The Longitudinal Impact of AI-Driven Adaptive Learning Systems on Student Retention and Skill Mastery

This research investigates the Longitudinal Impact of AI-Driven Adaptive Learning Systems on student retention and skill mastery across diverse socioeconomic and demographic groups. The study aims to empirically validate the claim that AI-based personalized instruction can enhance academic outcomes and ensure equitable learning opportunities compared to traditional online education models. Utilizing a multi-institutional, multi-cohort quasi-experimental design over five academic years, data were collected from 12 higher education institutions representing varying geographic regions and economic contexts. The sample included 18,000 students from undergraduate and vocational programs, divided into treatment and control groups. Variables included academic performance, course completion, skill mastery assessments, and post-graduation outcomes. Data were disaggregated by race, income, and location to examine equity dimensions. Statistical analyses, including mixed-effects regression models and longitudinal growth curve modeling, were applied to evaluate learning trajectories and retention over time.

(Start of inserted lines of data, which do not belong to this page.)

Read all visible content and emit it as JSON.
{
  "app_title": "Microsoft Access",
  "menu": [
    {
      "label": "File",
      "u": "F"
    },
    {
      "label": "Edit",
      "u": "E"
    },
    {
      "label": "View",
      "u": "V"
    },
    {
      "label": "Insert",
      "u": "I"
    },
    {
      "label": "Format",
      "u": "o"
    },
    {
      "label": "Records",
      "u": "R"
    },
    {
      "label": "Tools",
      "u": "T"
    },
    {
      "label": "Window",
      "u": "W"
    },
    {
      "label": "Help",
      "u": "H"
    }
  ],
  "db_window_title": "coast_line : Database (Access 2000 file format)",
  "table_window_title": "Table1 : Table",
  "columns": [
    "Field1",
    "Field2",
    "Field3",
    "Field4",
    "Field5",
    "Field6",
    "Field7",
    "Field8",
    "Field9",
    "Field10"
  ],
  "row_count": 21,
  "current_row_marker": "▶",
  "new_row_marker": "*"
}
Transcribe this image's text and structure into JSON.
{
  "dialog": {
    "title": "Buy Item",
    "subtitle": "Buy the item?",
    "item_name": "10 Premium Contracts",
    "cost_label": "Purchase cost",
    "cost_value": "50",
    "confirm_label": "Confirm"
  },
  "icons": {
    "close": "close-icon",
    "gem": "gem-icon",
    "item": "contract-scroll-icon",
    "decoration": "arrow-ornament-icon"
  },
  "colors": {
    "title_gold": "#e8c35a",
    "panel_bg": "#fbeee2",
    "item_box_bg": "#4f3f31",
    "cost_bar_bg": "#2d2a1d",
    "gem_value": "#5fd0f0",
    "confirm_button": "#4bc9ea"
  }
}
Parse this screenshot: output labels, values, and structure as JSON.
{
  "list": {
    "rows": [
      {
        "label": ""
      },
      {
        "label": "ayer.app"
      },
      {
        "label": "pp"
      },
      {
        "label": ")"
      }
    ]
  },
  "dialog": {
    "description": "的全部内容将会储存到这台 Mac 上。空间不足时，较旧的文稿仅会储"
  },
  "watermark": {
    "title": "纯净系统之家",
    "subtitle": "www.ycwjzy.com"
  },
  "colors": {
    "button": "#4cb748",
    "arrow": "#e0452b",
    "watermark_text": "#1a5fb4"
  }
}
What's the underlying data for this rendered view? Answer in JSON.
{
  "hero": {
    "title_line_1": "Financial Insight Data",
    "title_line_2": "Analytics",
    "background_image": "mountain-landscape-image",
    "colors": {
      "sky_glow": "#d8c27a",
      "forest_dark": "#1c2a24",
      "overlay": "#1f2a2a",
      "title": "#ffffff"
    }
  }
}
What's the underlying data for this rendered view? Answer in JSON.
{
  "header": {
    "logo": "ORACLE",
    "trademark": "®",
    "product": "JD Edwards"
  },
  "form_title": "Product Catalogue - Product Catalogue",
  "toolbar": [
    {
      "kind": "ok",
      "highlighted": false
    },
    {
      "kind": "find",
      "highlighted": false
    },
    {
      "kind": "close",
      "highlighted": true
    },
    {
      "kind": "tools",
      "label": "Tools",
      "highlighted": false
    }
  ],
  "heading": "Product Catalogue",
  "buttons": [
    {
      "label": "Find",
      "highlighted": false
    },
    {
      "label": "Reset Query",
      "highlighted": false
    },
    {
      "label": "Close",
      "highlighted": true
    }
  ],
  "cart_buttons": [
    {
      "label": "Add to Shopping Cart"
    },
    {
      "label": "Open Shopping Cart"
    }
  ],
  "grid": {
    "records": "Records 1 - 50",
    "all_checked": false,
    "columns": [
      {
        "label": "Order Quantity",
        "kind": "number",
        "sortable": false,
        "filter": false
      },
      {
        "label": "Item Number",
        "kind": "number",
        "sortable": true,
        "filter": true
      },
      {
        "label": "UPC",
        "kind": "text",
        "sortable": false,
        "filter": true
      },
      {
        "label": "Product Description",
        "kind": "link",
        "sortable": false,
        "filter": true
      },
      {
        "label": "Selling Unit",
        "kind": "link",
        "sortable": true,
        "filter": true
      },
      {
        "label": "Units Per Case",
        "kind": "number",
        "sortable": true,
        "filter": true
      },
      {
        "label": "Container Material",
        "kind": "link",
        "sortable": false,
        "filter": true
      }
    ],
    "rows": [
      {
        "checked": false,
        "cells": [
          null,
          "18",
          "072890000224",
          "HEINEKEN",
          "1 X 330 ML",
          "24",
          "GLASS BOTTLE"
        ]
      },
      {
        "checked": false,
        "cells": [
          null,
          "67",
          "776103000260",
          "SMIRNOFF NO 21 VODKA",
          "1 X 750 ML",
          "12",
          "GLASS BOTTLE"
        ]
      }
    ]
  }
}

Preliminary findings suggest that AI-driven adaptive systems significantly improve both retention and measurable skill mastery, particularly among students from lower-income backgrounds and underrepresented groups. However, disparities persist in institutions with limited digital infrastructure. The research concludes that while AI-adaptive learning platforms demonstrate strong potential to reduce achievement gaps, their impact on equity is contingent upon systemic access to technology and institutional readiness. The study provides critical evidence to guide policymakers, educators, and technologists in developing inclusive AI education ecosystems that promote long-term academic and career success. Across 12 institutions (n = 18,000), course completion in AI‑adaptive sections was 88.3% compared to 76.5% in matched traditional online sections (p < .001), which is the central finding of this study.